Record snowfall in other states
But the distinguishing feature of the 1966 storm was how quickly it dropped so much snow. NOAA’s National Center for Environmental Information has records on the largest single-day snowfall recorded in every county in the United States with the records going back as far as 1872.
The 50 inches that fell in Camden in 1966 remains, 60 years later, the largest single-day snowfall in the East, one spot ahead of New Hampshire where the biggest, one-day snowfall was 49.3 inches in Coos County at the Mt. Washington weather station, a place famous for its terrible weather, on Feb. 25, 1969.
The states with counties that beat Oneida County’s record with more than 50 inches of snow within one day include California (five counties), Colorado (four counties), Washington (two counties), Alaska (two counties), Idaho (two counties), Oregon (one county) and South Dakota (one county).
The record goes to Pierce County, Washington where the Ranier Paradise weather station recorded 70 inches on Jan. 26, 1955.
The center records of the highest recorded snowfall in each county does not yet include data from this winter.
More snow in Jefferson County?
Oneida County did almost lose its top-snowfall-in-a-day title, Farfaglia said.
An accumulation of 68 inches of snow, fallen within 24 hours, was measured in Adams in Jefferson County in 1976, he said. But questions arose about the statistic and further research revealed that the snow had been measured improperly, Farfaglia said.
So the measurement was thrown out and Jefferson County did not take Oneida County’s record.
It doesn’t matter how much snow a place gets or how quickly if there isn’t someone there to measure it and make a record in keeping with NOAA standards.
Record snowfall in other counties
Here are the top single-day snowfalls for the snowiest counties in New York and some more local counties, listed by ranking within the state, county, location of weather station where the snow was measured, date and snow measurement, according to the national center:
The lowest record was the Bronx, which got 19 inches of snow on Feb. 12, 2006.
No other counties in New York have one-day snowfall records from the Blizzard of ’66. But several storms over the years have set records in multiple counties, including on March 15, 2017 when records were set in Madison, Otsego, Hamilton and Essex counties.
A storm on Dec. 17, 2020 set records in seven counties, including Chenango, Broome and Schenectady. And a March 14, 1993 storm brought record, one-day snow totals to seven counties, including Onondaga and Cortland.
Records for two- and three-day snowfall
But if Camden got a lot of snow in a short time in 1966, its overall snowfall during the blizzard wasn’t as record breaking. During the blizzard, Camden got 65 inches of snow in two days and 68.2 inches over three days, according to the national center.

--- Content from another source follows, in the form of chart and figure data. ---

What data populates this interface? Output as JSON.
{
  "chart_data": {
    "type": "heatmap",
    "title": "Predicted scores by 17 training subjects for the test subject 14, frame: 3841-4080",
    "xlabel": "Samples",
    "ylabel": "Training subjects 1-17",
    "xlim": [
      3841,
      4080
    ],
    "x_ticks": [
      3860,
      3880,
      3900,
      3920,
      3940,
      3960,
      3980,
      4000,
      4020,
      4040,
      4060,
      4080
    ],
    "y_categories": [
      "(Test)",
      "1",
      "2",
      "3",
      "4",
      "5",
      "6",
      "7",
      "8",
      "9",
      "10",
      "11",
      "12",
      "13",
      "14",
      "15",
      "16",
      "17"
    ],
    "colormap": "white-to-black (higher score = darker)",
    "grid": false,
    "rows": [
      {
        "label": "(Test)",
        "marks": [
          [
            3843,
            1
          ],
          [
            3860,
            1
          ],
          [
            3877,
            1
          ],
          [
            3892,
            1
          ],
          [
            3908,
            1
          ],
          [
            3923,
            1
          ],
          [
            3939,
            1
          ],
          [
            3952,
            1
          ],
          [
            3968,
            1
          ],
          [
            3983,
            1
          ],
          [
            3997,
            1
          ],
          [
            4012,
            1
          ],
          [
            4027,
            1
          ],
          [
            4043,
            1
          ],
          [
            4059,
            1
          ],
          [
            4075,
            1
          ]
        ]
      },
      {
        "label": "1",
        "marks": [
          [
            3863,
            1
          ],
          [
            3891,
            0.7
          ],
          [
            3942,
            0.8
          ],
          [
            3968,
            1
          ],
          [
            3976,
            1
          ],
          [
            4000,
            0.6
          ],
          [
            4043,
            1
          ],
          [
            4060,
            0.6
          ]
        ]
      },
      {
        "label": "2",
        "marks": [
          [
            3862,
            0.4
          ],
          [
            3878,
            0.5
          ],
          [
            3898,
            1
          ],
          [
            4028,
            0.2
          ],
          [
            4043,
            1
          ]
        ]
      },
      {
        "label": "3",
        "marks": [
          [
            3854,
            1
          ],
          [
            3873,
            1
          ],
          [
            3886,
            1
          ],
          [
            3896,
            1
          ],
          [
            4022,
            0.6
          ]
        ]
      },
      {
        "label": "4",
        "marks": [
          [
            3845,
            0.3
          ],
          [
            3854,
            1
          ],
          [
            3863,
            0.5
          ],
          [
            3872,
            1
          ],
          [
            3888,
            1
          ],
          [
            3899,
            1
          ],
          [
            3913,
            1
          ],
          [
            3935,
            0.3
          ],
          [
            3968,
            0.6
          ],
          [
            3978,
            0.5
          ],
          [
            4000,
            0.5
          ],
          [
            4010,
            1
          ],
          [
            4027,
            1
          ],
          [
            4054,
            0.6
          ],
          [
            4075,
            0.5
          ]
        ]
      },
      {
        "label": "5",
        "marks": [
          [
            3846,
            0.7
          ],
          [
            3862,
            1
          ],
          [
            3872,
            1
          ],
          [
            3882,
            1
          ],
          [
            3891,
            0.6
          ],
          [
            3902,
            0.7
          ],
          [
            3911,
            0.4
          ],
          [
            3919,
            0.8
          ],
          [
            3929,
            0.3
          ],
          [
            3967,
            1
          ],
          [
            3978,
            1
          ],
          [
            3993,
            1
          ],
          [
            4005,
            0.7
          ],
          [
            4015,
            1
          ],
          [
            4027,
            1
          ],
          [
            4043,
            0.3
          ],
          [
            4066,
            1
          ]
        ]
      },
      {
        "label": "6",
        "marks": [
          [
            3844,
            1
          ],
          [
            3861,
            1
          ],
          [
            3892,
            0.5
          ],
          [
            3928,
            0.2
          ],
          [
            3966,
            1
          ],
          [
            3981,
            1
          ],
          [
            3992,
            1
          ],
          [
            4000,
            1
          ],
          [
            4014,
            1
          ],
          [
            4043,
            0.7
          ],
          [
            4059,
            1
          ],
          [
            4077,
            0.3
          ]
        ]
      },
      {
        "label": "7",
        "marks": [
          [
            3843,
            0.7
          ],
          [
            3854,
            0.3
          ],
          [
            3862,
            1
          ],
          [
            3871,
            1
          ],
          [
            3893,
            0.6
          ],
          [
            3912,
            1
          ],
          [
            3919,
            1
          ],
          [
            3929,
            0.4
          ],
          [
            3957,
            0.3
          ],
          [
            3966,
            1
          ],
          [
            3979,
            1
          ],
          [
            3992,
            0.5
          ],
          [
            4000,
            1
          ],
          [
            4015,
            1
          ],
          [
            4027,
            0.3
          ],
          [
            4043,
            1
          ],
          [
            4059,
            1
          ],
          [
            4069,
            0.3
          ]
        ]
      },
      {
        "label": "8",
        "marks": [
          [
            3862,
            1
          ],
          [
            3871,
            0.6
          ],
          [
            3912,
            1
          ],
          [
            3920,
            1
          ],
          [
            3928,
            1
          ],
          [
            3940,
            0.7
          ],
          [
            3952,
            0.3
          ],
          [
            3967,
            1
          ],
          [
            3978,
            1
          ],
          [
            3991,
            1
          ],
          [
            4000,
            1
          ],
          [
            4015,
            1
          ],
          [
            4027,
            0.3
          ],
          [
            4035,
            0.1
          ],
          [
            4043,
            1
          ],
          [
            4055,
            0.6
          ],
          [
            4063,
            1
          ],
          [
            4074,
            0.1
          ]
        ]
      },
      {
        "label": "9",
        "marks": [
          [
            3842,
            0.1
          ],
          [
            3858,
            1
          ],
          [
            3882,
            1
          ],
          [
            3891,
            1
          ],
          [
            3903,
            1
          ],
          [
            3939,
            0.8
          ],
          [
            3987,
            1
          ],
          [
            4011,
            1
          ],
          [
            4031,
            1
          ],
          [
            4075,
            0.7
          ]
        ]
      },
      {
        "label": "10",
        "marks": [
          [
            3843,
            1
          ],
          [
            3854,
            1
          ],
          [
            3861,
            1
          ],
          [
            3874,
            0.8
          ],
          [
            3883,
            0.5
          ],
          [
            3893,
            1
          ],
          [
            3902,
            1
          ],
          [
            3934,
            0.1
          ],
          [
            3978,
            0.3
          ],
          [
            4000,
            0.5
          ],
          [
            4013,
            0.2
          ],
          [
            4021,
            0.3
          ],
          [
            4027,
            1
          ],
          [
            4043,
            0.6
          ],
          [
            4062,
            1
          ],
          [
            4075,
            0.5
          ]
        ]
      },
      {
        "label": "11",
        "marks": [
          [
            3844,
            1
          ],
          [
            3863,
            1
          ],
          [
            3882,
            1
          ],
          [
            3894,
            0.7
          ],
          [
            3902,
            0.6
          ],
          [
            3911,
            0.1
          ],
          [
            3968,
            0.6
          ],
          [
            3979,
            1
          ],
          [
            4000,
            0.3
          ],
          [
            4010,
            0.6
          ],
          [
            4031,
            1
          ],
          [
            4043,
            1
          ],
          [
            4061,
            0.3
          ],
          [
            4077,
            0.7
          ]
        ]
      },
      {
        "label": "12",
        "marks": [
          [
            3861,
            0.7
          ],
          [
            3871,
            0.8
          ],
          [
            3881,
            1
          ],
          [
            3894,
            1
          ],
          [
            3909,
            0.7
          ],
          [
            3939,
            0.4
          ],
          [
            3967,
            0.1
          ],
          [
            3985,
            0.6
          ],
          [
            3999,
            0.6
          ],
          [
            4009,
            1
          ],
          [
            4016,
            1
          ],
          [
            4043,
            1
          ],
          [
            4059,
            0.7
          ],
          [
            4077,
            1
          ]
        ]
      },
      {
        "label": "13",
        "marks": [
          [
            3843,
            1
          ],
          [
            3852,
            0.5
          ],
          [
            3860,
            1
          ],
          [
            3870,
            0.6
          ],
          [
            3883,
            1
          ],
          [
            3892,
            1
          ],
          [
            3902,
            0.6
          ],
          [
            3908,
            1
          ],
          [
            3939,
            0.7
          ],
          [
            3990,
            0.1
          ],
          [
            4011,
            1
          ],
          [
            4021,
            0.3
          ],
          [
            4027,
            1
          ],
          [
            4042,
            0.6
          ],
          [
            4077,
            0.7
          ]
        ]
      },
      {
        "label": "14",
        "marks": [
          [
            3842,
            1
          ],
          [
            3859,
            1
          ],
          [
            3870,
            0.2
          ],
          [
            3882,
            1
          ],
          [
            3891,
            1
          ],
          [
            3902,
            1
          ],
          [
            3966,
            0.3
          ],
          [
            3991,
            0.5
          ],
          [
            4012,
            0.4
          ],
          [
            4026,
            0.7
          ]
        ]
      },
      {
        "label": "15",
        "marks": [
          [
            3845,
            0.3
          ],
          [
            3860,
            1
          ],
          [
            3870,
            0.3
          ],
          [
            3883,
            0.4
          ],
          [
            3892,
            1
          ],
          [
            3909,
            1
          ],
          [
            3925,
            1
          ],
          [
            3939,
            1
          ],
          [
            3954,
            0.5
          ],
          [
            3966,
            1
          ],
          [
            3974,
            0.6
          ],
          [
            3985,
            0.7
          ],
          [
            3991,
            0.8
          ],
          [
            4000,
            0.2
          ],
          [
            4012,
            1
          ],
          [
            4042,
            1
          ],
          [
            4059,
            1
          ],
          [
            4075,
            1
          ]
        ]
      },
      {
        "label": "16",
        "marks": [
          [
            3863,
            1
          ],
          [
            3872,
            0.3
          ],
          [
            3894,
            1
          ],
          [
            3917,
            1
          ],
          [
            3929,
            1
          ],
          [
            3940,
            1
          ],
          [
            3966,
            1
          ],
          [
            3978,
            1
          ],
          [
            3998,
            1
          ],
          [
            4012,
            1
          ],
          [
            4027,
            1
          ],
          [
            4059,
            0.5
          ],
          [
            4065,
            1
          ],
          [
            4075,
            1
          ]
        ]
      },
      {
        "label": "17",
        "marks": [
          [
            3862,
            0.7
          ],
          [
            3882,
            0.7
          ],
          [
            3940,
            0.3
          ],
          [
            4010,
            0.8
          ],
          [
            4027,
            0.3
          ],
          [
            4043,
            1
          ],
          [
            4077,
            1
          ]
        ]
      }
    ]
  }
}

Both of those totals are still records for Oneida County, but neither is a statewide record. Lewis County got 69.3 inches at a weather station at Highmarket over two days ending Jan. 6, 1988, according to national data. Oneida County and Camden’s two-day total came in second statewide.
And Camden’s snowfall in 1966 drops to fourth place among the list of each county’s highest snow accumulation over three days. Erie County tops the list with a measurement of 86.5 inches at a weather station in East Aurora on Nov. 20, 2014, followed by a measurement of 84.2 inches at Highmarket in Lewis County on Jan. 1, 2002.
Oswego County came in third place, also based on the 1966 blizzard. Although Camden got more snow in one day, over the course of three days, Mallory in Oswego County got 70.2 inches, ending Feb. 1, 1966.
And when it comes to snow accumulation over the course of two days or over the course of three days, New Hampshire and Mt. Washington took the highest spot in the East with 77.1” in two days on Feb. 26,1969 and 91.1 inches in three days during the same storm.
The same records show that 33 counties in Florida, 11 in Georgia and three in Hawaii have never had measurable, one-day snowfalls since record keeping began.